Kalau untuk di era reformasi sekarang, khususnya kalau pelakunya adalah gen Z aku bisa melihat improvements yang cukup signifikan sih. Karena proses berpikir gen Z saat ini yang sudah terbawa oleh kemajuan teknologi bisa buat si seni ini tadi juga punya prospek dan progress yang baik di mata masyarakat. Malah sekarang seni sudah masuk ke dunia digital juga.

Bagaimana menurut Anda keberlangsungan seni bagi komunitas LGBTIQ di Indonesia? Terutama setelah dimulainya era reformasi.

Kalau untuk keberlangsungan seni bagi komunitas LGBTIQ di Indonesia ya, menurut aku ini merupakan suatu wadah juga sih, sebuah bentuk pengekspresian opini serta diri atas keberadaan komunitas itu sendiri, dalam menyampaikan aspirasi dan menuntut hak-hak yang memang seharusnya untuk komunitas LGBTIQ.
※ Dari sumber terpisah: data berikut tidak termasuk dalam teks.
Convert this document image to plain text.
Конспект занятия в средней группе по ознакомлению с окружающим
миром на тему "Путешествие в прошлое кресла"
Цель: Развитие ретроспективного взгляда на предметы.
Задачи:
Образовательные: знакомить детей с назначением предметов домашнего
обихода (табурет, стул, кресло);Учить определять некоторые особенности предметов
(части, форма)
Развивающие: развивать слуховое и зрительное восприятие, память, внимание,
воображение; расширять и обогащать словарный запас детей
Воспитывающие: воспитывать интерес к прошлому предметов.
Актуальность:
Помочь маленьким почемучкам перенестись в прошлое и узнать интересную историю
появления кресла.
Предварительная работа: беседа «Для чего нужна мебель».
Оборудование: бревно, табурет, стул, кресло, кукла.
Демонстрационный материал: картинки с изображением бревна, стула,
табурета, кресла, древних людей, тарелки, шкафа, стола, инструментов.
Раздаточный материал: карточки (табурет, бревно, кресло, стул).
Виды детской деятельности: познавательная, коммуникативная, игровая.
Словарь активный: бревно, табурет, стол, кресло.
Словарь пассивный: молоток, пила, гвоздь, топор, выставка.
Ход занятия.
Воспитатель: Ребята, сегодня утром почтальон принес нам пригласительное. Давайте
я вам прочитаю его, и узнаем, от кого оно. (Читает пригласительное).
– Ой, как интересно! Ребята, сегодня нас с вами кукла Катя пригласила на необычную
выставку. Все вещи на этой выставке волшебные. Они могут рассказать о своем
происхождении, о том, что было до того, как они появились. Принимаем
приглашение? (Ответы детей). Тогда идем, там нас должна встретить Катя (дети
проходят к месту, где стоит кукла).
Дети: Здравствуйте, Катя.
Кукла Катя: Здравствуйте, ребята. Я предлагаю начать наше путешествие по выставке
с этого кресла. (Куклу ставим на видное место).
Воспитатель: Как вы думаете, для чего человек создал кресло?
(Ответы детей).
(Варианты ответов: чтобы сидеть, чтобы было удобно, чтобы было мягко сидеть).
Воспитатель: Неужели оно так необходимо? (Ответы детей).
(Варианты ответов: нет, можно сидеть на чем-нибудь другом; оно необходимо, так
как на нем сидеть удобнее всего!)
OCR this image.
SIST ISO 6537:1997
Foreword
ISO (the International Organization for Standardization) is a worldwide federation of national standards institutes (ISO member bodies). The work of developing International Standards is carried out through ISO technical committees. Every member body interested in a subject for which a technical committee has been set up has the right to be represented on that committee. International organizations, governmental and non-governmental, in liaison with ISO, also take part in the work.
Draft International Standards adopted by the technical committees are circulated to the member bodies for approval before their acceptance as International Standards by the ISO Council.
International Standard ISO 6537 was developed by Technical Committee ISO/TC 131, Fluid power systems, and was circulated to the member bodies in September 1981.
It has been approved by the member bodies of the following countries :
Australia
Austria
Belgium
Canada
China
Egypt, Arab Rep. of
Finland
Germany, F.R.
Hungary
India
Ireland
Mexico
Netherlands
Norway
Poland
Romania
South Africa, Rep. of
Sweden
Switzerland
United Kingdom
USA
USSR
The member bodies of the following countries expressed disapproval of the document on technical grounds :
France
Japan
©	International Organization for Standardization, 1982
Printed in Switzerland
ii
Dan lagi dengan peran seni di dalam komunitas ini juga mengingatkan masyarakat khususnya generasi-generasi lampau atau baru tentang budaya queer di Indonesia ini berawal dari komunitas itu sendiri, let’s say, seperti teman-teman “Bissu” di Sulawesi.

Karena seni itu “ekspresif” rasanya cocok dan sesuai ya dijadikan wadah untuk pengekspresian komunitas LGBTIQ. Next, adakah pengaruh positif ataupun negatif dari era reformasi terhadap pelaku seni perempuan maupun queer? Apa saja contohnya?

Kalau pengaruh positif jelas kita pelaku seni khususnya perempuan ataupun queer sangat terbantu dalam mengekspresikan perasaan dan suara kita melalui karya ya, tari, monolog teater atau mungkin film dan lukisan. Itu juga bisa menjadi sumber pencaharian juga bagi kami selaku pelaku seni sih sebenernya, haha…

Tapi kalau untuk dampak secara negatif, aku simpulkan saja ya, satu poin…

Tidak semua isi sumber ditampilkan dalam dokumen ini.